Our original getRandomStringWithLength function called replicate i getRandomChar to get a [g -> (Char, g)]. If we use our new function, replicate i randomChar, we get [Stateful g Char]. We’d like a way to convert a [Stateful g Char] to a Stateful g [Char].

Haskell has a built-in function called sequence which does just this. It has the signature [m a] -> m [a], for any monad m. Substituting in for our Stateful s monad, when producing a Char, this gives us [Stateful s Char] -> Stateful s [Char]. Now [Char] is the same as String, which means we can generate a stateful computation for a random string from randomChar like this:

randomStringWithLength :: (RandomGen g) => Int -> Stateful g String
randomStringWithLength i = sequence (replicate i randomChar)
                   -- or = (sequence . replicate i) randomChar
                   -- or = replicateM i randomChar

-- ghci> runState (randomStringWithLength 10) (mkStdGen 42)
-- ("ndfeolyrgn",2052659270 1336516156)

I assume this pattern of replicate and sequence is fairly common, as Haskell provides a replicateM function that does just this.

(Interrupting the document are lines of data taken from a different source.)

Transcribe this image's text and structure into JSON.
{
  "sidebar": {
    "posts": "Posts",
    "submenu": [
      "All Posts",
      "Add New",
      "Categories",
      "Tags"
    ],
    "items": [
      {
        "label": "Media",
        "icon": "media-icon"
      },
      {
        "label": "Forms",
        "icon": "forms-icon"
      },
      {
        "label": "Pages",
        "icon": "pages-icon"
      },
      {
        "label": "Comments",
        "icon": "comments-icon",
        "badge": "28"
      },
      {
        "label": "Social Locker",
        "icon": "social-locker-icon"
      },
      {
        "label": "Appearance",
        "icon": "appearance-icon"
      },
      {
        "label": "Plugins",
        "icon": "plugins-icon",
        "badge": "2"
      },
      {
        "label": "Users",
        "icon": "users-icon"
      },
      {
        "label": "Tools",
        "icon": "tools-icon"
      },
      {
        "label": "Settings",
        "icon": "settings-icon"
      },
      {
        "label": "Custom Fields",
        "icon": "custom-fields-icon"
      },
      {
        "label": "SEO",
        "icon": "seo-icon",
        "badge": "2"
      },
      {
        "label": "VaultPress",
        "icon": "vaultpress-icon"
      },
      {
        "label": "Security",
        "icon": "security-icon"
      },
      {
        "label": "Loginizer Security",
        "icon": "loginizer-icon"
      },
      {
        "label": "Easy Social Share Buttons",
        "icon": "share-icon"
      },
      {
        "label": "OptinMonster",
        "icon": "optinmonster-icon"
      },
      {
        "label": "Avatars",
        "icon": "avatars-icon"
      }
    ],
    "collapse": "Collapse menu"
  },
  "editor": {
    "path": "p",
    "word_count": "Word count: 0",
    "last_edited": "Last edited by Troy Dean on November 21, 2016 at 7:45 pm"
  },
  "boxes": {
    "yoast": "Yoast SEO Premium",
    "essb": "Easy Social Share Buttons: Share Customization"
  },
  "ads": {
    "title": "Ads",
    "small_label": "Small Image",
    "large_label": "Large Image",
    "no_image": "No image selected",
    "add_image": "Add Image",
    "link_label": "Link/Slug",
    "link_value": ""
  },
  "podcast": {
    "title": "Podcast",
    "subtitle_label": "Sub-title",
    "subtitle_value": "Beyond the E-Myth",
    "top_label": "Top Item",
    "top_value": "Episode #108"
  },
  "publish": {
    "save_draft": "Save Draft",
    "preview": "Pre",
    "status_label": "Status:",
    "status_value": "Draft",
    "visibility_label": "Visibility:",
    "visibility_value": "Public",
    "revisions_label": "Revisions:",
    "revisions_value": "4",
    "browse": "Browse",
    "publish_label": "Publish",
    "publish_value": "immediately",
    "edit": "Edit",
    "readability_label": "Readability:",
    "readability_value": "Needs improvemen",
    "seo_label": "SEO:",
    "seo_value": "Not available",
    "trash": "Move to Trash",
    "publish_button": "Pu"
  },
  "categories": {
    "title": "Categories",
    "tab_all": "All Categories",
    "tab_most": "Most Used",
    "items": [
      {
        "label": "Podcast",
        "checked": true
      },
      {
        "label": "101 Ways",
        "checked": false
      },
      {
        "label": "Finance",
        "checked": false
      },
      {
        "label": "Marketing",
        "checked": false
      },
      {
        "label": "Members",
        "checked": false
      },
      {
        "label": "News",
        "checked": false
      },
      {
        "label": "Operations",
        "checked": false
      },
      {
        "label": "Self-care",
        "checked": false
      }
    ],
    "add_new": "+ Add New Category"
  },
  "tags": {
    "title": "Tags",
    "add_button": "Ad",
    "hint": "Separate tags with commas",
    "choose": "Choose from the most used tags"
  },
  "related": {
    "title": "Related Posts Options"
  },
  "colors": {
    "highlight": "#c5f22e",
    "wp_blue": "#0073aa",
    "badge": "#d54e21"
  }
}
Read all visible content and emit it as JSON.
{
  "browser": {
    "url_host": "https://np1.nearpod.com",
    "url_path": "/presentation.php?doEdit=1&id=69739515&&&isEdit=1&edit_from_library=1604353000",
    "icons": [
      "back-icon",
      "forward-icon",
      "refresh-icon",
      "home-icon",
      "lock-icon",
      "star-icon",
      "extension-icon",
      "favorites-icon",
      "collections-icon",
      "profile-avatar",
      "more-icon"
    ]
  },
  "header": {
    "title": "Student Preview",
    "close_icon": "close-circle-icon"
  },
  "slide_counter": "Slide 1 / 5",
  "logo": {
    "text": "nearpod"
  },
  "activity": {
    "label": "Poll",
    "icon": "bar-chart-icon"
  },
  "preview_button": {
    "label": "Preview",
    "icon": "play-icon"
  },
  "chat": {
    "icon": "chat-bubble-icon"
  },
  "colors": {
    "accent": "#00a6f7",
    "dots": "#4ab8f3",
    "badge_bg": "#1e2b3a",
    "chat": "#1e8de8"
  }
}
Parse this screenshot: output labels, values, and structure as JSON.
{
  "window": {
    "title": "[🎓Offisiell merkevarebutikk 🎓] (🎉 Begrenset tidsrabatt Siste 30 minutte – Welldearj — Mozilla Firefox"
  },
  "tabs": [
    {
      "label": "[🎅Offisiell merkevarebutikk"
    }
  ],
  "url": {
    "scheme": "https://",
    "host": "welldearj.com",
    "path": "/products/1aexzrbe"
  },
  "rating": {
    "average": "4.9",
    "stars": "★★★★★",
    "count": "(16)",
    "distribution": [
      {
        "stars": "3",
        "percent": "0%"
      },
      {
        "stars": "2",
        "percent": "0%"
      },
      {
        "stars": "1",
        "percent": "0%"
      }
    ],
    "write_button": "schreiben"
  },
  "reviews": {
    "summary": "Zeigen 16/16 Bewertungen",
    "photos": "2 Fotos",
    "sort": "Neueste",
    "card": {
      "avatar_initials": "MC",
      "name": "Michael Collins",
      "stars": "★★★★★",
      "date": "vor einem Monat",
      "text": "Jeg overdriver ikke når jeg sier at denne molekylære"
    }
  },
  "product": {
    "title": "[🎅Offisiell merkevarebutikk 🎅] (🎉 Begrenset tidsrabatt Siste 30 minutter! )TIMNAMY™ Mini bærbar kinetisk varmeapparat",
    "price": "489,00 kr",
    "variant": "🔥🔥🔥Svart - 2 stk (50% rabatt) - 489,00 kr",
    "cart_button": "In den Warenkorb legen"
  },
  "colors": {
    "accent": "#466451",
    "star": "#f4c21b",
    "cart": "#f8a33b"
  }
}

Now with 12% extra randomness!

Let’s randomise the string length:

randomString :: (RandomGen g) => Stateful g String
randomString = state $ \g ->
    let (charsToGen, g') = randomR (1,10) g
    in  runState (randomStringWithLength charsToGen) g'

This works, but we’re back to explicitly passing around the state of the random number generator. That’s no good. Instead we can create a stateful computation for getting a random number between 1 and 10 using Stateful (randomR (1,10)), and bind that to our randomStringWithLength function. This will do the work of passing the random number and new state into our randomStringWithLength function:

randomString :: (RandomGen g) => Stateful g String
randomString = Stateful (randomR (1,10)) >>= (\i -> randomStringWithLength i)
       -- or just:
       --   = Stateful (randomR (1,10)) >>= randomStringWithLength

-- ghci> runState randomString (mkStdGen 1234)
-- ("xxetyzjjrk",995854900 498340277)
-- ghci> runState randomString (mkStdGen 4321)
-- ("jbetvvma",876562129 1422611300)
-- ghci> runState randomString (mkStdGen 1423)
-- ("ikavsm",962541241 535353314)

Using the built-in State monad

Haskell’s built-in state monad is called State (rather than Stateful) and is in the Control.Monad.State module. We can translate our example very quickly by adding an import, changing references from the type Stateful to State, and constructing new stateful computations using the state function:

import Control.Monad.State
import System.Random

randomChar :: (RandomGen g) => State g Char
randomChar = state $ randomR ('a','z')

randomStringWithLength :: (RandomGen g) => Int -> State g String
randomStringWithLength i = replicateM i randomChar

randomString :: (RandomGen g) => State g String
randomString = state (randomR (1,10)) >>= randomStringWithLength

Parting thoughts

Until I walked through the steps I had a tough time understanding how the State monad worked. One thing that helped me to understand it was to force myself to switch between the different levels of abstraction.

First, implementing the Stateful s monad instance was a matter of mechanically substituting in types for >>= and return, then building up expressions that satisfied those types, taking care to make sure I used all the variables involved so I didn’t drop out any terms.

When it came to using that instance, I found it helped to forget how >>= works, and focus instead on what it does: it lets us create a new stateful computation based on the value produced from an existing computation. It seems to be one of those things that is very easy to over-think, and the only way I’ve found around this is to focus on what (not how) the abstraction doing its thing, and following the types.

Another thing I got from working through this is a bit more of a sense of how useful the monad abstraction is; we get a whole lot of useful functions for free, like sequence and replicateM. The State monad itself ensures we can combine these and our own functions while ensuring our state gets reliably passed through the entire computation.